Is it hard to let go of a work of art you love? What are your emotions when you see it leave for a new home?
(Ash) I think it can sometimes be tough to see work that I love go — especially if it was made in a time or place that was emotional or heavy for me. At the same time, it’s such a wild honor to have someone want to purchase my work and live with it in their space. Once the work is done, I have really gotten what I intended out of it and it’s time for someone else to enjoy it.
(Terry) Nope. There are only a few select pieces that I will keep for myself. However, the rest of them need to be enjoyed by someone else. I’m very stoked that people actually wanna hang my work in their homes.
(Revolue) It’s the easiest process. It also keeps me learning that what I do is for the universe, is for people having it and feeling something when they look at it. If there’s a reason for me to paint beyond express myself that’s exactly have all my works out all around, making people feel and think.

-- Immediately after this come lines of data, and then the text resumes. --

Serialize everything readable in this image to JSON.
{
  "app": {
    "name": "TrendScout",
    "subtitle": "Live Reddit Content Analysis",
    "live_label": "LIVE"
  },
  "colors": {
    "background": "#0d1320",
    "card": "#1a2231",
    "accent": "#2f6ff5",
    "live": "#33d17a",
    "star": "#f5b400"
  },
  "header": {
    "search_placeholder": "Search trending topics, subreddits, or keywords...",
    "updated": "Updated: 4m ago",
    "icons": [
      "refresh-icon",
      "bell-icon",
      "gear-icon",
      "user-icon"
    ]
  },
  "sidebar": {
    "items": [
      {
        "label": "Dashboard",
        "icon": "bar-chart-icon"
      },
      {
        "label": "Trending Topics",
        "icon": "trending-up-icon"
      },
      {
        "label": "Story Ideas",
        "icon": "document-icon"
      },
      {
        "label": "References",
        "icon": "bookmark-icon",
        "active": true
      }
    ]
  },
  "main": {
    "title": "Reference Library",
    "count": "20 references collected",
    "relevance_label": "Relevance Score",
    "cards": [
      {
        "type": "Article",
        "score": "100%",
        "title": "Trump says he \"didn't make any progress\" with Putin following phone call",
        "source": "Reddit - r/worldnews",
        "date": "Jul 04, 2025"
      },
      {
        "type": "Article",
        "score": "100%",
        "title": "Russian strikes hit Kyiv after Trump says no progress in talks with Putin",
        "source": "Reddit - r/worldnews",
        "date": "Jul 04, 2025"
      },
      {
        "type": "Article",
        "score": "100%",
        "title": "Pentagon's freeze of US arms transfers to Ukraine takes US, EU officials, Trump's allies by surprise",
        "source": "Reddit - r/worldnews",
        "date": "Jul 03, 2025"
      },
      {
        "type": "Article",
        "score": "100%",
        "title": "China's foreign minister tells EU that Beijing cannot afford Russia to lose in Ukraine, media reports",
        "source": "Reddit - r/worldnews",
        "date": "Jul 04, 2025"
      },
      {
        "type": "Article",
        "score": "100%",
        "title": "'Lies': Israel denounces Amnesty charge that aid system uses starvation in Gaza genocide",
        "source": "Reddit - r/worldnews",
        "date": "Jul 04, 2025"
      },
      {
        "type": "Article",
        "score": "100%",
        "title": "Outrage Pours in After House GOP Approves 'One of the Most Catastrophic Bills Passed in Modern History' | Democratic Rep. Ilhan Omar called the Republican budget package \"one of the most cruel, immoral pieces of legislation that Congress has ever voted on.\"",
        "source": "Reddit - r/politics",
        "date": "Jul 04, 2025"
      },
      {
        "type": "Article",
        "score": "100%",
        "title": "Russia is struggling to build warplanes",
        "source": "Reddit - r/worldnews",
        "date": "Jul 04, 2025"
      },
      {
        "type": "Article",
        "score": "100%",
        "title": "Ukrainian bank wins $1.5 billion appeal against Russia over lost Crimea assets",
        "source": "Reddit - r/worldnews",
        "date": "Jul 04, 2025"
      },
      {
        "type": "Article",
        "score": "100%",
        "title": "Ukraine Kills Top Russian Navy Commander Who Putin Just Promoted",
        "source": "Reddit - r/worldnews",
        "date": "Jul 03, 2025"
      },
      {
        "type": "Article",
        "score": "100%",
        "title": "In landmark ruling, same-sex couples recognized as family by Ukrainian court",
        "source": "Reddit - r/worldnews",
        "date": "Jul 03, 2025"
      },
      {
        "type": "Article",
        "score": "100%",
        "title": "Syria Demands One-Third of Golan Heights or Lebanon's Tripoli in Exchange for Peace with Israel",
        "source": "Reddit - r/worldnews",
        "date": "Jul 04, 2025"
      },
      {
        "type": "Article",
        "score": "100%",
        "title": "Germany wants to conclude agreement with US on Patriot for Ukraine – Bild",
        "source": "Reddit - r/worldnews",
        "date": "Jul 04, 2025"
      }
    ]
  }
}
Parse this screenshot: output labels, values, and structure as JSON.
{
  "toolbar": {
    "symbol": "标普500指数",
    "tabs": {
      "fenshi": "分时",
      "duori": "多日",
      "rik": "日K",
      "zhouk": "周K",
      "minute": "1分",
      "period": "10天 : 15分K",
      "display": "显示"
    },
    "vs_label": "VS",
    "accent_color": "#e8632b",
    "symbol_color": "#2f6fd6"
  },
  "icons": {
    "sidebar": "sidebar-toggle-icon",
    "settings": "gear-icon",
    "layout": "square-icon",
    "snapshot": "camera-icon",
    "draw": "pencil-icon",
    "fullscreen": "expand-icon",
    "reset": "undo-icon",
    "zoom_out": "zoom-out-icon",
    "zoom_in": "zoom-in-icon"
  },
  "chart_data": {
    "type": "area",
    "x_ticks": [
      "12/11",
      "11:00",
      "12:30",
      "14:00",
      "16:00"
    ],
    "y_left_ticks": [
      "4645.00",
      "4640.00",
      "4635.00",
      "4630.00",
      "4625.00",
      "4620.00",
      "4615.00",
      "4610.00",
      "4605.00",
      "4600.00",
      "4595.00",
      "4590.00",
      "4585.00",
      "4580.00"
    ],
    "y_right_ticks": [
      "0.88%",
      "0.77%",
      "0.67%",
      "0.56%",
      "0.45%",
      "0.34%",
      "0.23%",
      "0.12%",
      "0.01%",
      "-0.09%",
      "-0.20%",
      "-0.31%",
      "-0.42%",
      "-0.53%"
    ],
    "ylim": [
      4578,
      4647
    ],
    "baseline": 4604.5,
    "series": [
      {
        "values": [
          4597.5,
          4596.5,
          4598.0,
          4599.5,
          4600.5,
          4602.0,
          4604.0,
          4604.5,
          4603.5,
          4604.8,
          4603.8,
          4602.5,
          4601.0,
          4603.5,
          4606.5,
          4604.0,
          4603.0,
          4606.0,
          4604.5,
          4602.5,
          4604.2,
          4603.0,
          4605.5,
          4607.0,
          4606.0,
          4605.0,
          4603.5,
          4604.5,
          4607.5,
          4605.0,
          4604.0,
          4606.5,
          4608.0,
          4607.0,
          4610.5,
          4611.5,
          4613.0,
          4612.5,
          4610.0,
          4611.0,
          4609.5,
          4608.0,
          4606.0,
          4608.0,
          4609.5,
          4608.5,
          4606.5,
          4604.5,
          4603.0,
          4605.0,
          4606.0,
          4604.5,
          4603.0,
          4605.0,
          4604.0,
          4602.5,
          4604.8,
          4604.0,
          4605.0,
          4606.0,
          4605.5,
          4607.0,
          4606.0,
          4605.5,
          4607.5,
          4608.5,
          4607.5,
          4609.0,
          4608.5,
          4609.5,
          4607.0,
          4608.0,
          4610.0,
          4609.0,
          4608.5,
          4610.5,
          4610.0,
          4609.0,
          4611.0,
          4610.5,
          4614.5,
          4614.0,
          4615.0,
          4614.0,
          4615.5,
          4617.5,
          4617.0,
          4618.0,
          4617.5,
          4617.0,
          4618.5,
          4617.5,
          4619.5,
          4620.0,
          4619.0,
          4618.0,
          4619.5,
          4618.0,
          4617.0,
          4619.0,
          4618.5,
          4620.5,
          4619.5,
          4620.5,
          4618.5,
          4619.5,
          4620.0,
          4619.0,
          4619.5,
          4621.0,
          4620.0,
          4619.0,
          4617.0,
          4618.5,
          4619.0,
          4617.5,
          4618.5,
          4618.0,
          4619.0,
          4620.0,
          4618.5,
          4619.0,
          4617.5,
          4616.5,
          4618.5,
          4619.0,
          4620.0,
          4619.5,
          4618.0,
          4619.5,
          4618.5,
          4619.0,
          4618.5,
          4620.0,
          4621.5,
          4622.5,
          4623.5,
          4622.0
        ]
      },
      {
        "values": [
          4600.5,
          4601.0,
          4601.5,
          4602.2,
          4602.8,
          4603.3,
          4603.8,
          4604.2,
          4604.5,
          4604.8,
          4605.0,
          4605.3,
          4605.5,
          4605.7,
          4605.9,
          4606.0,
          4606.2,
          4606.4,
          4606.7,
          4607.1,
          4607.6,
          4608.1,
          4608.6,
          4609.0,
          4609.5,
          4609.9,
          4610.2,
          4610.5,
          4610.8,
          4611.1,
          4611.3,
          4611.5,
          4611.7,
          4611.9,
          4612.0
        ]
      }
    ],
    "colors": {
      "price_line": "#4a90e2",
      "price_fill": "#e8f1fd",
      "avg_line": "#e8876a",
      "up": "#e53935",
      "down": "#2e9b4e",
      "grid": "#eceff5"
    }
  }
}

(Stephanie Lamontagne of Baku) In all honesty, it’s not really hard for me. I prefer the creative process, rather than the piece that was generated by it. It’s always nice for me to start a new project. Also, the idea that my art is appreciated to the point that it is displayed in another person’s home, fills me with joy. All in all, for me it is a positive event. Dom is a little more nostalgic on that hand and has a harder time saying goodbye to our creations ahaha
(Jeremy Brown) I love seeing my work head out into the world. It’s the creation of the art that I thrive off of. When I’m asked if I have a favorite painting that I have made, my answer is always whichever one I am currently working on.